It's been so long since the stock market has done anything except inch higher, making it easy to lose sight of the big picture for stocks. The reality is, the S&P 500 is less than 3% off it's all time highs. Regardless of whether you think this is a buying opportunity or the beginning of the end of the rally, there's still time for traders to adjust their portfolios.
Count Charles Nenner, founder of the Charles Nenner Research Center, as someone who thinks the sell-off has only just begun. In the attached video, Nenner explains that those buying now in anticipation of an improving economy have missed the bus by four years. Good news gets bought once by the smart money, he says. Expectations that the macro picture will improve were a bullish catalyst in 2009. Now it's time to sell the news.

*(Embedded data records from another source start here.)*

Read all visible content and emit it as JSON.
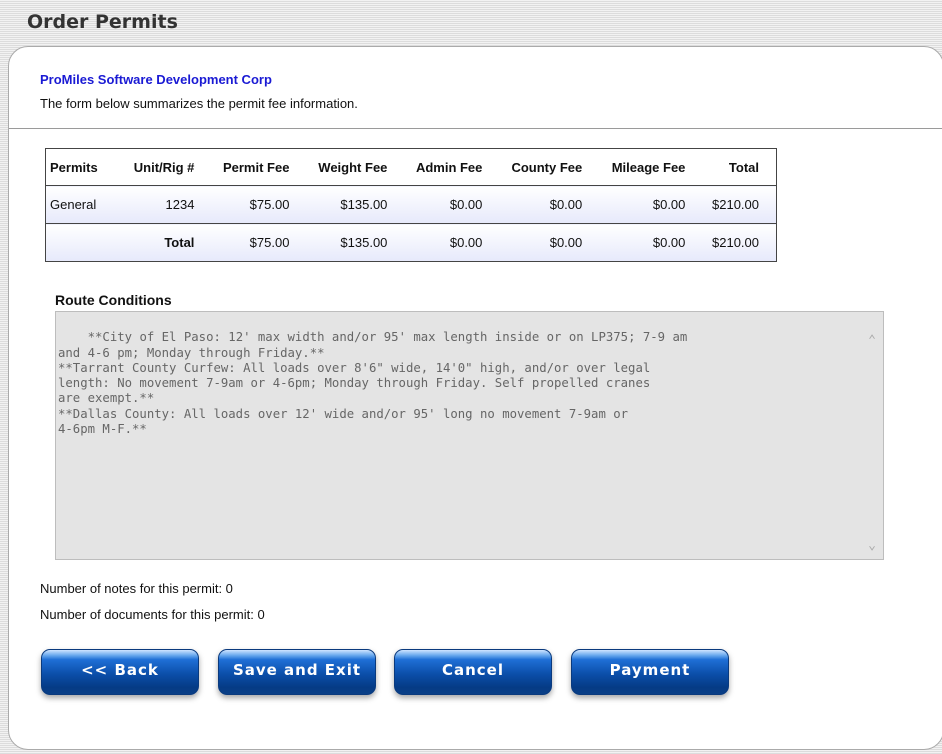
{
  "header": {
    "title": "Order Permits"
  },
  "company": {
    "name": "ProMiles Software Development Corp"
  },
  "summary": {
    "text": "The form below summarizes the permit fee information."
  },
  "fees": {
    "columns": [
      "Permits",
      "Unit/Rig #",
      "Permit Fee",
      "Weight Fee",
      "Admin Fee",
      "County Fee",
      "Mileage Fee",
      "Total"
    ],
    "rows": [
      [
        "General",
        "1234",
        "$75.00",
        "$135.00",
        "$0.00",
        "$0.00",
        "$0.00",
        "$210.00"
      ]
    ],
    "total": [
      "",
      "Total",
      "$75.00",
      "$135.00",
      "$0.00",
      "$0.00",
      "$0.00",
      "$210.00"
    ]
  },
  "route": {
    "label": "Route Conditions",
    "text": "**City of El Paso: 12' max width and/or 95' max length inside or on LP375; 7-9 am\nand 4-6 pm; Monday through Friday.**\n**Tarrant County Curfew: All loads over 8'6\" wide, 14'0\" high, and/or over legal\nlength: No movement 7-9am or 4-6pm; Monday through Friday. Self propelled cranes\nare exempt.**\n**Dallas County: All loads over 12' wide and/or 95' long no movement 7-9am or\n4-6pm M-F.**"
  },
  "notes": {
    "notes_line": "Number of notes for this permit: 0",
    "documents_line": "Number of documents for this permit: 0"
  },
  "buttons": {
    "back": "<< Back",
    "save_exit": "Save and Exit",
    "cancel": "Cancel",
    "payment": "Payment"
  }
}
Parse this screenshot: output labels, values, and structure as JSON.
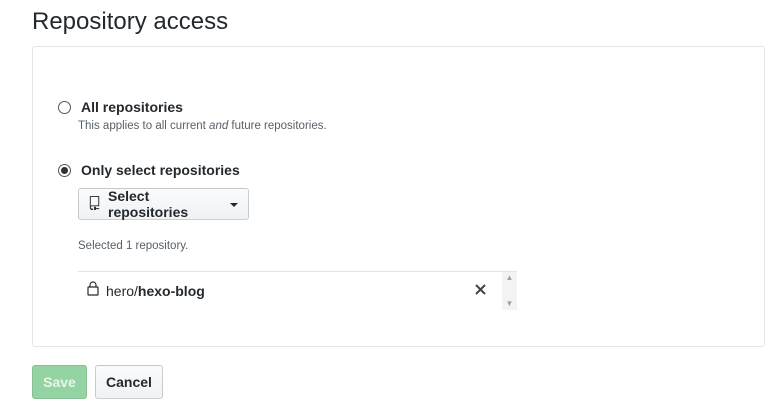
{
  "page": {
    "title": "Repository access"
  },
  "access_options": {
    "all": {
      "label": "All repositories",
      "description_prefix": "This applies to all current ",
      "description_emphasis": "and",
      "description_suffix": " future repositories.",
      "selected": false
    },
    "select": {
      "label": "Only select repositories",
      "selected": true
    }
  },
  "select_button": {
    "label": "Select repositories",
    "icon": "repo-icon"
  },
  "selection_summary": "Selected 1 repository.",
  "selected_repos": [
    {
      "owner": "hero/",
      "name": "hexo-blog",
      "icon": "lock-icon",
      "remove_glyph": "✕"
    }
  ],
  "scrollbar": {
    "up_glyph": "▲",
    "down_glyph": "▼"
  },
  "actions": {
    "save_label": "Save",
    "save_disabled": true,
    "cancel_label": "Cancel"
  },
  "colors": {
    "save_disabled_bg": "#94d3a2",
    "text_primary": "#24292e",
    "text_muted": "#586069",
    "border": "#e1e4e8"
  }
}
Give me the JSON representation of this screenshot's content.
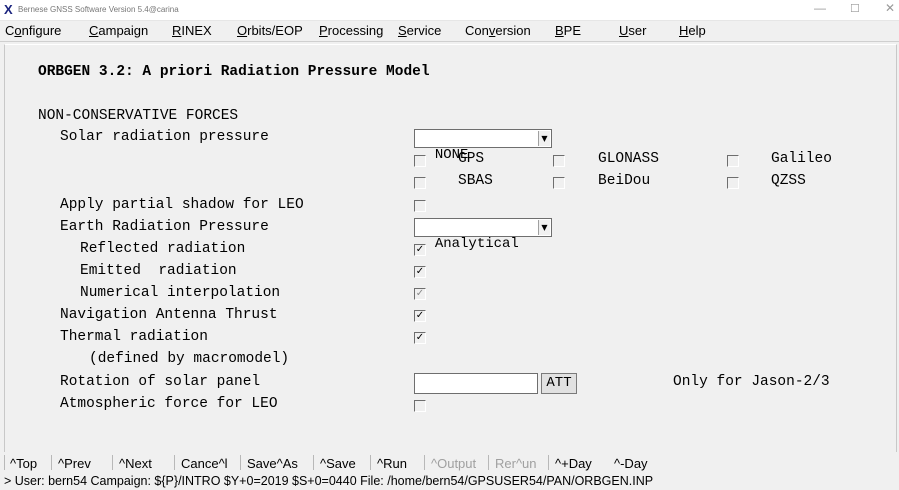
{
  "window": {
    "title": "Bernese GNSS Software Version 5.4@carina",
    "icon": "x-app-icon"
  },
  "menu": [
    {
      "pre": "C",
      "u": "o",
      "post": "nfigure"
    },
    {
      "pre": "",
      "u": "C",
      "post": "ampaign"
    },
    {
      "pre": "",
      "u": "R",
      "post": "INEX"
    },
    {
      "pre": "",
      "u": "O",
      "post": "rbits/EOP"
    },
    {
      "pre": "",
      "u": "P",
      "post": "rocessing"
    },
    {
      "pre": "",
      "u": "S",
      "post": "ervice"
    },
    {
      "pre": "Con",
      "u": "v",
      "post": "ersion"
    },
    {
      "pre": "",
      "u": "B",
      "post": "PE"
    },
    {
      "pre": "",
      "u": "U",
      "post": "ser"
    },
    {
      "pre": "",
      "u": "H",
      "post": "elp"
    }
  ],
  "panel": {
    "title": "ORBGEN 3.2: A priori Radiation Pressure Model",
    "section": "NON-CONSERVATIVE FORCES",
    "solar_label": "Solar radiation pressure",
    "solar_value": "NONE",
    "gnss": {
      "gps": "GPS",
      "glonass": "GLONASS",
      "galileo": "Galileo",
      "sbas": "SBAS",
      "beidou": "BeiDou",
      "qzss": "QZSS"
    },
    "partial_shadow_label": "Apply partial shadow for LEO",
    "earth_label": "Earth Radiation Pressure",
    "earth_value": "Analytical",
    "reflected_label": "Reflected radiation",
    "emitted_label": "Emitted  radiation",
    "numerical_label": "Numerical interpolation",
    "nav_antenna_label": "Navigation Antenna Thrust",
    "thermal_label": "Thermal radiation",
    "macromodel_label": "(defined by macromodel)",
    "rotation_label": "Rotation of solar panel",
    "rotation_value": "",
    "att_button": "ATT",
    "jason_note": "Only for Jason-2/3",
    "atmospheric_label": "Atmospheric force for LEO",
    "checked_mark": "✓"
  },
  "buttons": {
    "top": "^Top",
    "prev": "^Prev",
    "next": "^Next",
    "cancel": "Cance^l",
    "saveas": "Save^As",
    "save": "^Save",
    "run": "^Run",
    "output": "^Output",
    "rerun": "Rer^un",
    "plusday": "^+Day",
    "minusday": "^-Day"
  },
  "status": "> User: bern54  Campaign: ${P}/INTRO  $Y+0=2019  $S+0=0440  File: /home/bern54/GPSUSER54/PAN/ORBGEN.INP"
}
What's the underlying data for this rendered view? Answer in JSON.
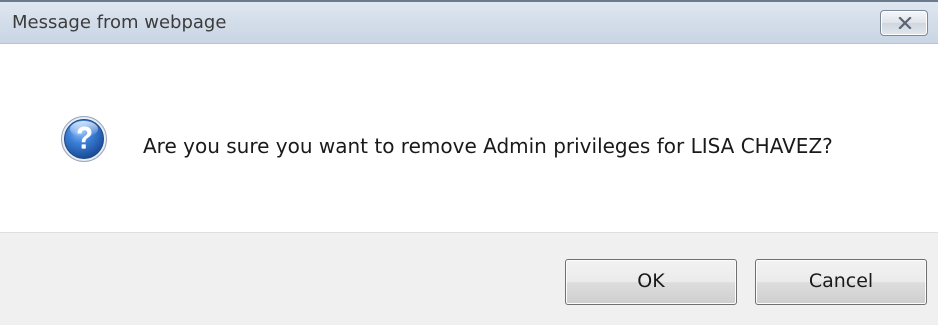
{
  "dialog": {
    "title": "Message from webpage",
    "close_icon": "close-x-icon",
    "message": "Are you sure you want to remove Admin privileges for LISA CHAVEZ?",
    "message_icon": "question-icon",
    "buttons": {
      "ok_label": "OK",
      "cancel_label": "Cancel"
    }
  },
  "colors": {
    "titlebar_top": "#dfe7f2",
    "titlebar_bottom": "#c9d5e4",
    "footer_background": "#f0f0f0",
    "icon_blue": "#2f6fc0"
  }
}
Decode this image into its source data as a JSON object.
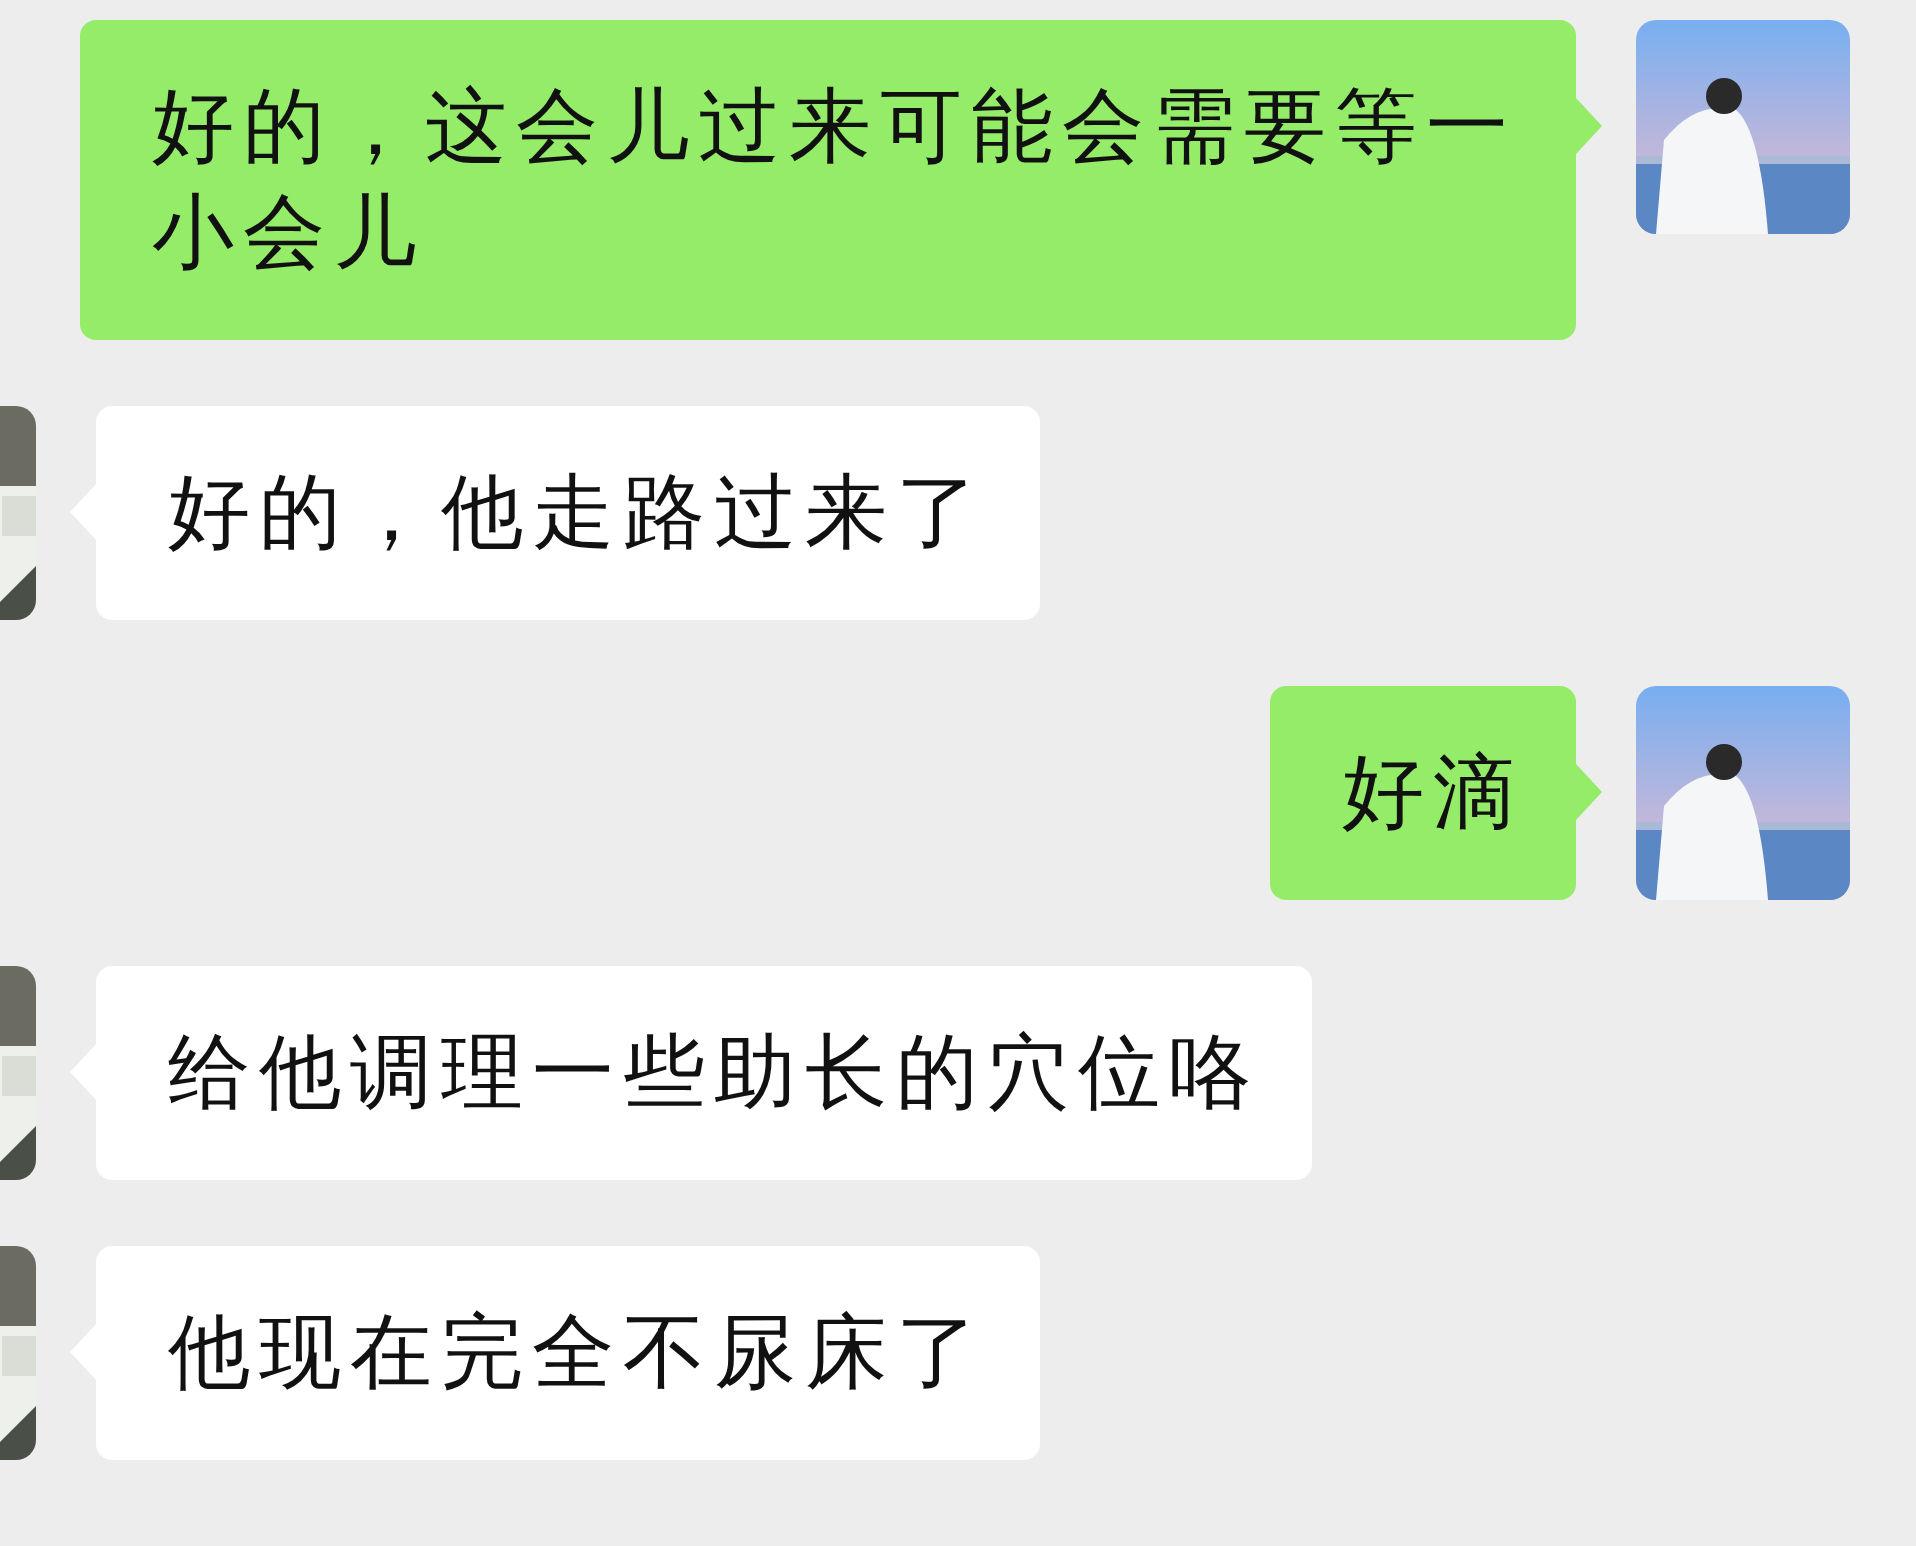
{
  "messages": [
    {
      "kind": "sent",
      "text": "好的，这会儿过来可能会需要等一小会儿"
    },
    {
      "kind": "received",
      "text": "好的，他走路过来了"
    },
    {
      "kind": "sent",
      "text": "好滴"
    },
    {
      "kind": "received",
      "text": "给他调理一些助长的穴位咯"
    },
    {
      "kind": "received",
      "text": "他现在完全不尿床了"
    }
  ]
}
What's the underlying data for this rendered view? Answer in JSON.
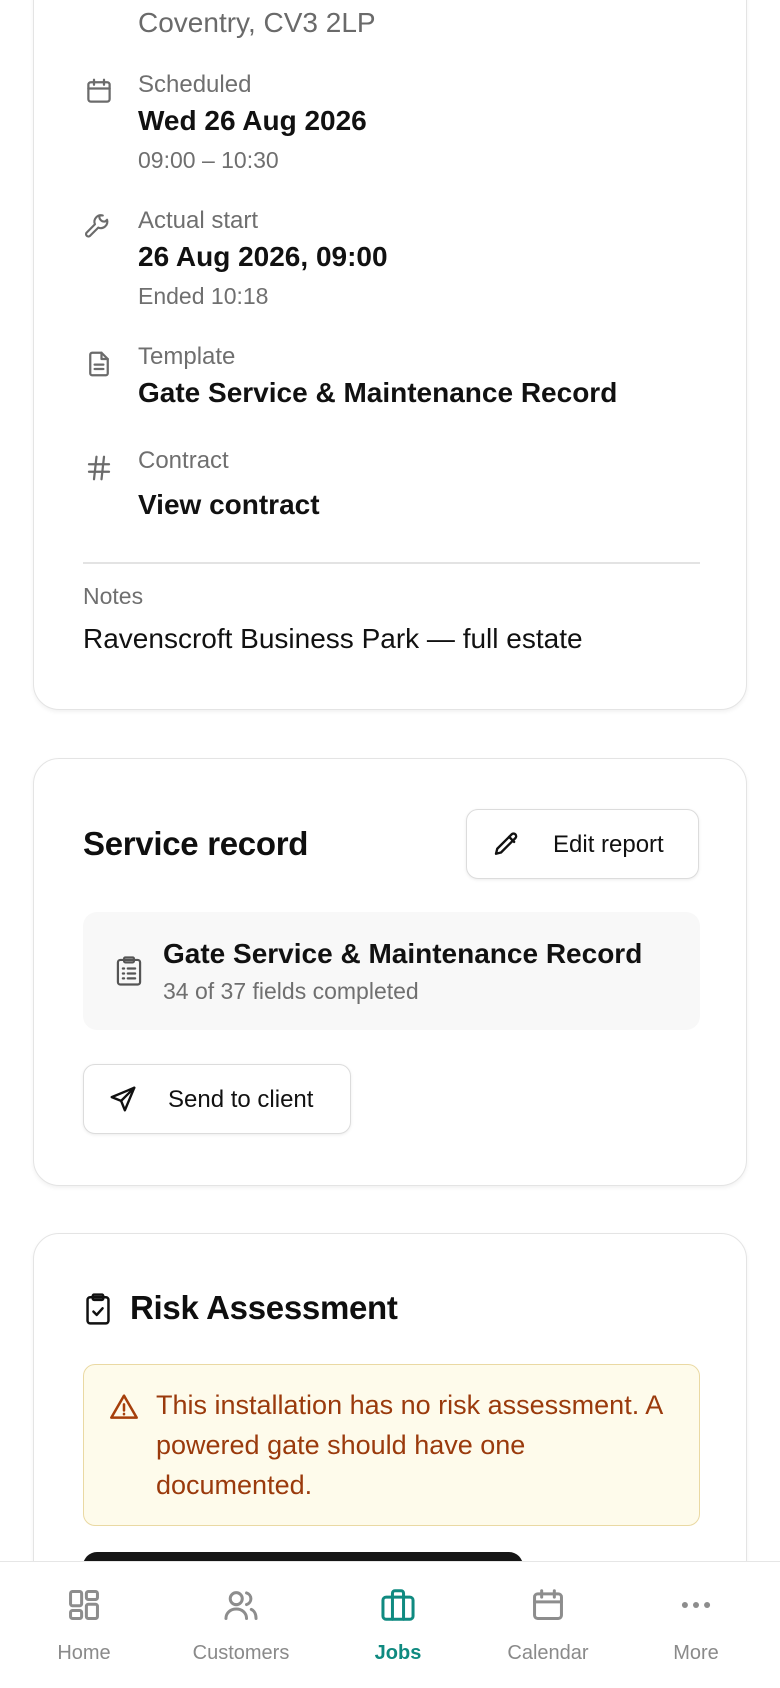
{
  "details": {
    "address_line": "Coventry, CV3 2LP",
    "scheduled": {
      "label": "Scheduled",
      "value": "Wed 26 Aug 2026",
      "sub": "09:00 – 10:30"
    },
    "actual_start": {
      "label": "Actual start",
      "value": "26 Aug 2026, 09:00",
      "sub": "Ended 10:18"
    },
    "template": {
      "label": "Template",
      "value": "Gate Service & Maintenance Record"
    },
    "contract": {
      "label": "Contract",
      "value": "View contract"
    },
    "notes": {
      "label": "Notes",
      "value": "Ravenscroft Business Park — full estate"
    }
  },
  "service_record": {
    "title": "Service record",
    "edit_label": "Edit report",
    "form_title": "Gate Service & Maintenance Record",
    "form_progress": "34 of 37 fields completed",
    "send_label": "Send to client"
  },
  "risk": {
    "title": "Risk Assessment",
    "warning": "This installation has no risk assessment. A powered gate should have one documented."
  },
  "tabs": [
    {
      "label": "Home",
      "icon": "grid-icon",
      "active": false
    },
    {
      "label": "Customers",
      "icon": "users-icon",
      "active": false
    },
    {
      "label": "Jobs",
      "icon": "briefcase-icon",
      "active": true
    },
    {
      "label": "Calendar",
      "icon": "calendar-icon",
      "active": false
    },
    {
      "label": "More",
      "icon": "more-icon",
      "active": false
    }
  ],
  "colors": {
    "accent": "#0f8a80",
    "warning_text": "#9a3a0c",
    "warning_bg": "#fefbeb"
  }
}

Nenner says his firm took off all of its equity exposure when the S&P was at 1,510 specifically so they "wouldn't have to deal with all this mess." He bases his work on cycles of time and price. From that perspective he says stocks are going to be forming a top in late April. Any market close more than a couple points below 1,544 on the S&P 500 would be an indication to him the market is ready to roll over in a big way. As of mid-day Friday, stocks are bouncing between 1,540 and 1,550; perilously close to what Nenner would consider a technical breakdown.
What happens then?
"I think the beginning of May it starts to get scary," says Nenner. Most people would argue it's plenty frightening already, both in and out of the stock market.